Levels of Raltegravir in the Female Genital Tissue

Status:
Completed
Trial end date:
1969-12-31
Target enrollment:
0
Participant gender:
Female
Summary
This study is an investigation of the pharmacokinetics of raltegravir in the tissue of the female genital tract to determine if twice-daily dosing of 400mg achieves adequate drug levels to prevent viral integration of HIV-1. The study will also assess whether drug levels change in the tissue across the different phases of the menstrual cycle. - Hypothesis #1: Twice daily dosing with raltegravir 400mg will result in intracellular concentrations that should be sufficient to suppress HIV-1 replication throughout the menstrual cycle. - Hypothesis #2: Intracellular genital raltegravir peaks will be lower and troughs higher compared to extracellular concentrations in the plasma and PMBCs (peripheral blood mononuclear cells). - Hypothesis #3: Intracellular raltegravir concentrations will be slightly lower during the luteal phase of the menstrual cycle due to cellular pumps such as p-glycoprotein, which are present in higher numbers during periods of high progesterone.
Phase:
N/A
Accepts Healthy Volunteers?
Accepts Healthy Volunteers
Details
Lead Sponsor:
University of Washington
Collaborator:
Merck Sharp & Dohme Corp.
Treatments:
Raltegravir Potassium
Criteria
Inclusion Criteria

Volunteers must be:

- Over 18 years of age.

- Willing to abstain from sexual intercourse during course of study.

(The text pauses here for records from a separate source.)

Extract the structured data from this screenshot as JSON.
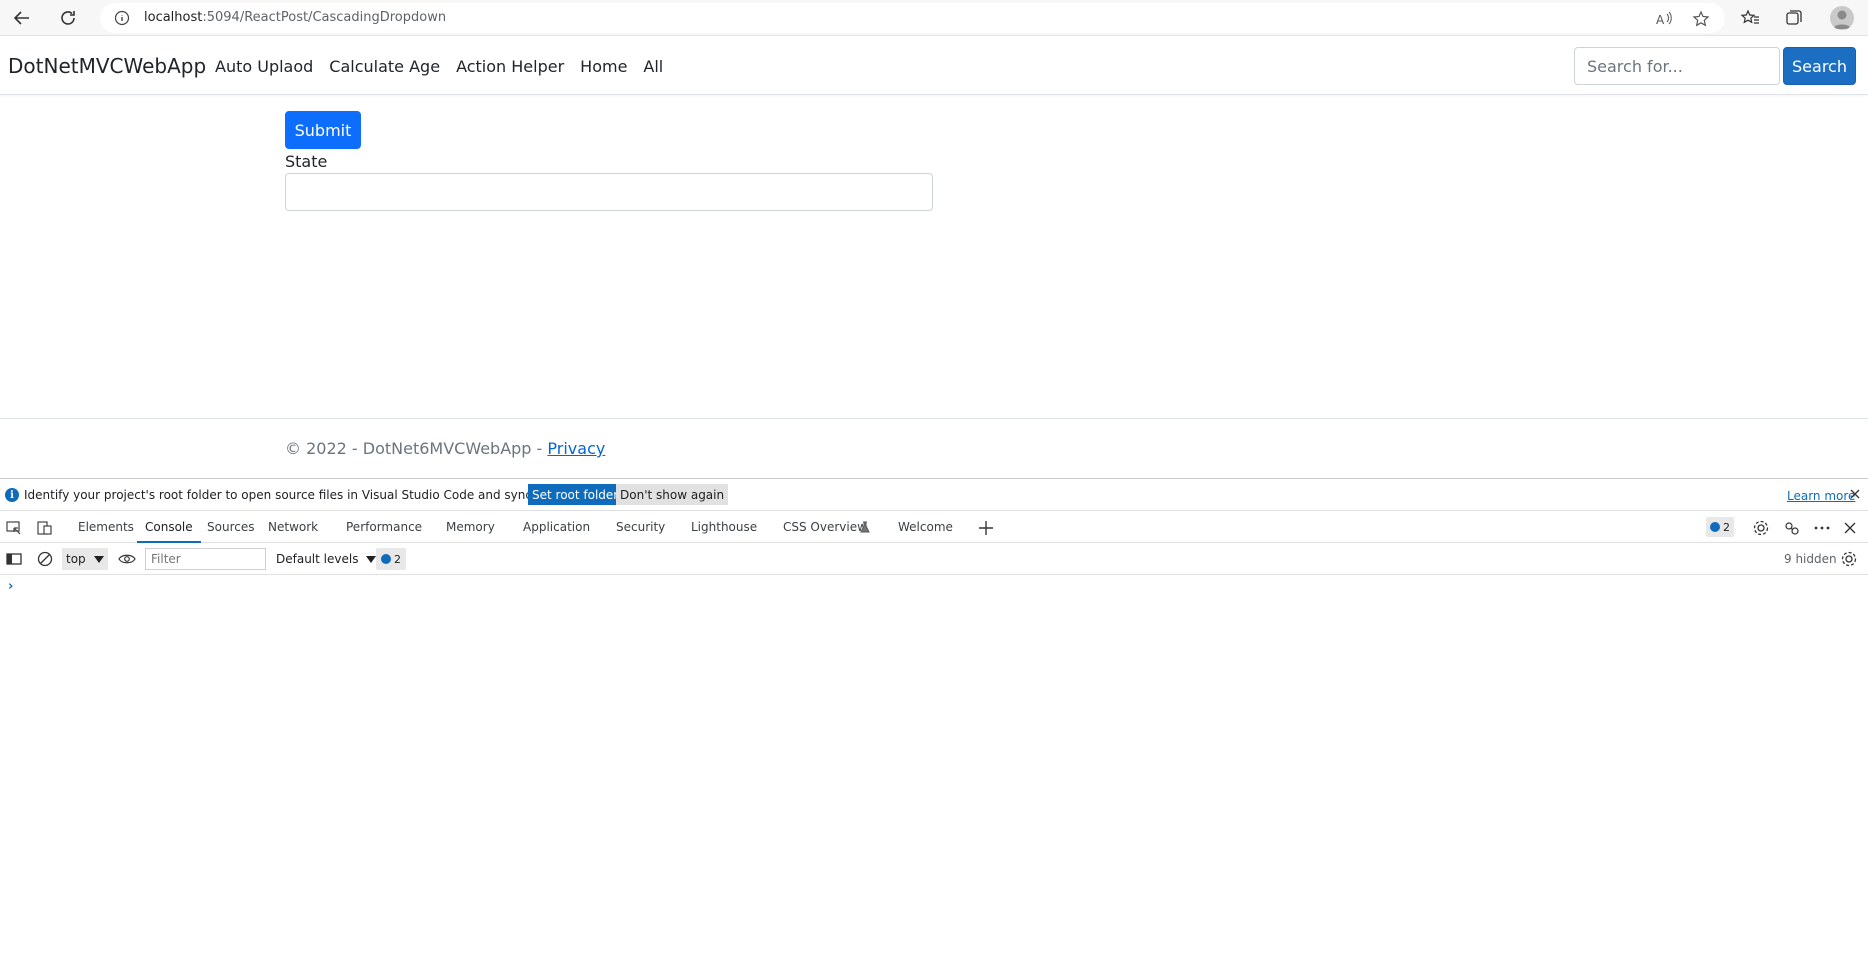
{
  "browser": {
    "url_host": "localhost",
    "url_path": ":5094/ReactPost/CascadingDropdown"
  },
  "navbar": {
    "brand": "DotNetMVCWebApp",
    "links": [
      "Auto Uplaod",
      "Calculate Age",
      "Action Helper",
      "Home",
      "All"
    ],
    "search_placeholder": "Search for...",
    "search_button": "Search"
  },
  "form": {
    "submit_label": "Submit",
    "state_label": "State",
    "state_value": ""
  },
  "footer": {
    "copyright": "© 2022 - DotNet6MVCWebApp - ",
    "privacy_link": "Privacy"
  },
  "devtools": {
    "info_message": "Identify your project's root folder to open source files in Visual Studio Code and sync changes.",
    "set_root_button": "Set root folder",
    "dont_show_button": "Don't show again",
    "learn_more": "Learn more",
    "tabs": [
      "Elements",
      "Console",
      "Sources",
      "Network",
      "Performance",
      "Memory",
      "Application",
      "Security",
      "Lighthouse",
      "CSS Overview",
      "Welcome"
    ],
    "active_tab": "Console",
    "issues_count": "2",
    "context": "top",
    "filter_placeholder": "Filter",
    "levels": "Default levels",
    "console_issues_count": "2",
    "hidden_count": "9 hidden"
  }
}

- Able to commit to follow-up visit schedule.

- Willing to abstain from use of vaginal medications or creams 48 hours prior to
follow-up visits.

- Willing and able to provide informed consent.

Exclusion Criteria

Volunteers will not be eligible for the study if they:

- Are over 50 years of age.

- Are pregnant, attempting to become pregnant, or breast-feeding.

- Have irregular menstrual bleeding.

- Are using a hormonal form of birth control.

- Have abnormal liver/kidney function test results at screening visit.

- Have HIV-positive test result at screening visit.